No caso da cocaína, 31% dos condenados por tráfico poderiam ter suas penas reconsideradas caso o STF estabelecesse um parâmetro de 10 gramas para consumo. Se a quantidade limite fosse de 15 gramas, esse percentual aumentaria para 37%.

“Os cenários acima constituem um exercício interpretativo para projetar o alcance de referidos parâmetros exclusivamente aplicados à quantidade de drogas, mas somente a análise dos casos concretos permitiria a reclassificação da conduta como consumo pessoal”, destaca o estudo.

Entretanto, as conclusões desse estudo não permitem calcular o potencial de presos que poderiam ser libertados caso o STF adote parâmetros para diferenciar tráfico e consumo, pois nem todos os réus processados por tráfico de drogas são condenados a regimes fechados ou semiabertos, explicou a coordenadora da pesquisa, Milena Karla Soares, à BBC News Brasil. “Estamos realizando um novo estudo para analisar especificamente qual seria o impacto no sistema prisional”, acrescentou.

Soares ressalta que a falta de padronização no registro das quantidades apreendidas nos processos criminais dificulta essas análises. Para identificar as quantidades apreendidas com cada réu, a equipe do Ipea examinou diversos documentos processuais, como laudos periciais, denúncias do Ministério Público e as sentenças dos juízes. A “melhor informação disponível” foi selecionada em cada caso para conduzir o estudo.
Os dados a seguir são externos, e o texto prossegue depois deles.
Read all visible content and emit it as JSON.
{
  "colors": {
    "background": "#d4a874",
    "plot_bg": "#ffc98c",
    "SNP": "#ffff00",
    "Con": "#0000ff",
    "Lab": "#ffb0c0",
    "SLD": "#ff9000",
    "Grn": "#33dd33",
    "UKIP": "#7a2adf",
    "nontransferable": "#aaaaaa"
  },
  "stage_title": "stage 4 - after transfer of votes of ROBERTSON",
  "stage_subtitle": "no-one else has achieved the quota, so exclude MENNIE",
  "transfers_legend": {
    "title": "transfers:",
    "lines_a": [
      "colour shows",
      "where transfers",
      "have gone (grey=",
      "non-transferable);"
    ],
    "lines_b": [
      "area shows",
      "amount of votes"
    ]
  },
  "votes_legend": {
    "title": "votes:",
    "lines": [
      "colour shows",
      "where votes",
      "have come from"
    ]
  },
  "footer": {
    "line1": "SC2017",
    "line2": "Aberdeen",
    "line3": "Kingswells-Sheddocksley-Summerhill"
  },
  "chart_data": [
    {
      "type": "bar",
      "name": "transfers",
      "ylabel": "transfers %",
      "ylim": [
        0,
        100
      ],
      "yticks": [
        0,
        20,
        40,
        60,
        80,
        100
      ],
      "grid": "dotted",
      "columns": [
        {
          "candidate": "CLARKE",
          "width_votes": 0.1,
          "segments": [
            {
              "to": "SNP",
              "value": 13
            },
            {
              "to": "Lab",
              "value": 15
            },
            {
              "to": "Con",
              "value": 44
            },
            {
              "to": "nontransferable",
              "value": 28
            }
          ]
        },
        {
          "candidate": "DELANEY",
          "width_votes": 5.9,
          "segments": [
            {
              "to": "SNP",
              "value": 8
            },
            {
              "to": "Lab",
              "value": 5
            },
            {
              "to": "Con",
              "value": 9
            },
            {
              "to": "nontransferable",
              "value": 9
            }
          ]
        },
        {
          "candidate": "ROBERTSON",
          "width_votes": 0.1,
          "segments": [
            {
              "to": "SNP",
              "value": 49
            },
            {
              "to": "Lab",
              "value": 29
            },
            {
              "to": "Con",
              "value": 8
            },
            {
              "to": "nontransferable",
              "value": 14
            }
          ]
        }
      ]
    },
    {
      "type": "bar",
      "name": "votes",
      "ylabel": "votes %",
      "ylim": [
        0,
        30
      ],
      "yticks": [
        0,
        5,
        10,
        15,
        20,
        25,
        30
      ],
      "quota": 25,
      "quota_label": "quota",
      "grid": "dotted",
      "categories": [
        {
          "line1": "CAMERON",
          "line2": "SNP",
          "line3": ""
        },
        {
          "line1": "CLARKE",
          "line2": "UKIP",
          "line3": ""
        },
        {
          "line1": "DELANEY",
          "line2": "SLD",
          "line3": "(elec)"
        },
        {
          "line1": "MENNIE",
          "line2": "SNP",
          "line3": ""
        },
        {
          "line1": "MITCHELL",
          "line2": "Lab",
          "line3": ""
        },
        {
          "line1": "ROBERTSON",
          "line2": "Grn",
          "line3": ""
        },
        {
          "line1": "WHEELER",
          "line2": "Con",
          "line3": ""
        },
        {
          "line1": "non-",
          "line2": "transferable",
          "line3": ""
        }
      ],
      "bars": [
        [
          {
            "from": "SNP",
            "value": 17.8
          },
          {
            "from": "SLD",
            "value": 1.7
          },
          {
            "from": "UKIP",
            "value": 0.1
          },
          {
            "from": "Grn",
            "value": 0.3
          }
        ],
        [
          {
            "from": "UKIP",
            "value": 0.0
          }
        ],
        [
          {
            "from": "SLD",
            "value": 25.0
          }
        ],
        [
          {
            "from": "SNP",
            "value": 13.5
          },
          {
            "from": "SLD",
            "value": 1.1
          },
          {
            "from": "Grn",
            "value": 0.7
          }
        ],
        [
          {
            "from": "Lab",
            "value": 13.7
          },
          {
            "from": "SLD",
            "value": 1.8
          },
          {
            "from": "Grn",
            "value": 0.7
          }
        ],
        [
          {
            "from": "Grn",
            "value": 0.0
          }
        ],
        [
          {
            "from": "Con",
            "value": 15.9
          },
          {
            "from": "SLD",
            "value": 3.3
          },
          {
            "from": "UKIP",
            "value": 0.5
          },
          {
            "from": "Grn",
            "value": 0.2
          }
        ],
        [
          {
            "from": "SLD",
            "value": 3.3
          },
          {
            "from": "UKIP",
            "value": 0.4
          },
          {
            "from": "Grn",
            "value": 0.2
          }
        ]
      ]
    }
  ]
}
Diante disso, uma das recomendações advindas da pesquisa é “o estabelecimento de um protocolo nacional para a padronização das informações de natureza e quantidade de drogas nos processos criminais”.

Entenda melhor a ação em julgamento

O Supremo Tribunal Federal (STF) encontra-se em análise de um Recurso Extraordinário com repercussão geral, cuja decisão terá abrangência para todos os casos análogos, questionando a constitucionalidade do artigo 28 da Lei de Drogas.

Esse dispositivo estipula como crime a aquisição, guarda ou transporte de drogas para consumo pessoal, bem como o cultivo de plantas com essa finalidade. Não está prevista pena de prisão para esse delito, sendo as sanções dispostas, neste caso, em “advertência sobre os efeitos das drogas”, “prestação de serviços à comunidade” e/ou “medida educativa de comparecimento a programa ou curso educativo”.

O recurso foi interposto pela Defensoria Pública de São Paulo em defesa de um réu detido com 3 gramas de maconha, condenado a prestar serviços comunitários pela posse da substância. A Defensoria argumenta que a legislação viola os direitos à liberdade, à privacidade e à autolesão (direito do indivíduo de tomar decisões que afetem apenas a si mesmo), garantidos pela Constituição Federal.

Ao sustentar sua posição no início do julgamento, o defensor Rafael Muneratt declarou: “Por ser praticamente inerente à natureza humana, não nos parece o mais sensato buscar a solução ou o gerenciamento de danos do consumo de drogas através do direito penal, por meio de proibição e repressão. Experiências proibitivas trágicas já aconteceram no passado, como o caso da Lei Seca norte-americana e mesmo a atual política de guerra às drogas, que criou mais mazelas e desigualdades do que efetivamente protegeu o mundo de substâncias entorpecentes.”

Por outro lado, o então chefe do Ministério Público em São Paulo, o procurador-geral Márcio Fernando Elias Rosa, posicionou-se contrariamente à descriminalização. Ele argumentou: “O tráfico no Brasil apresenta índices crescentes. O Estado não se mostra capaz nem sequer do controle efetivo da circulação das chamadas drogas lícitas. Não há estruturada rede de atenção à saúde ou programa efetivo de reinserção social.”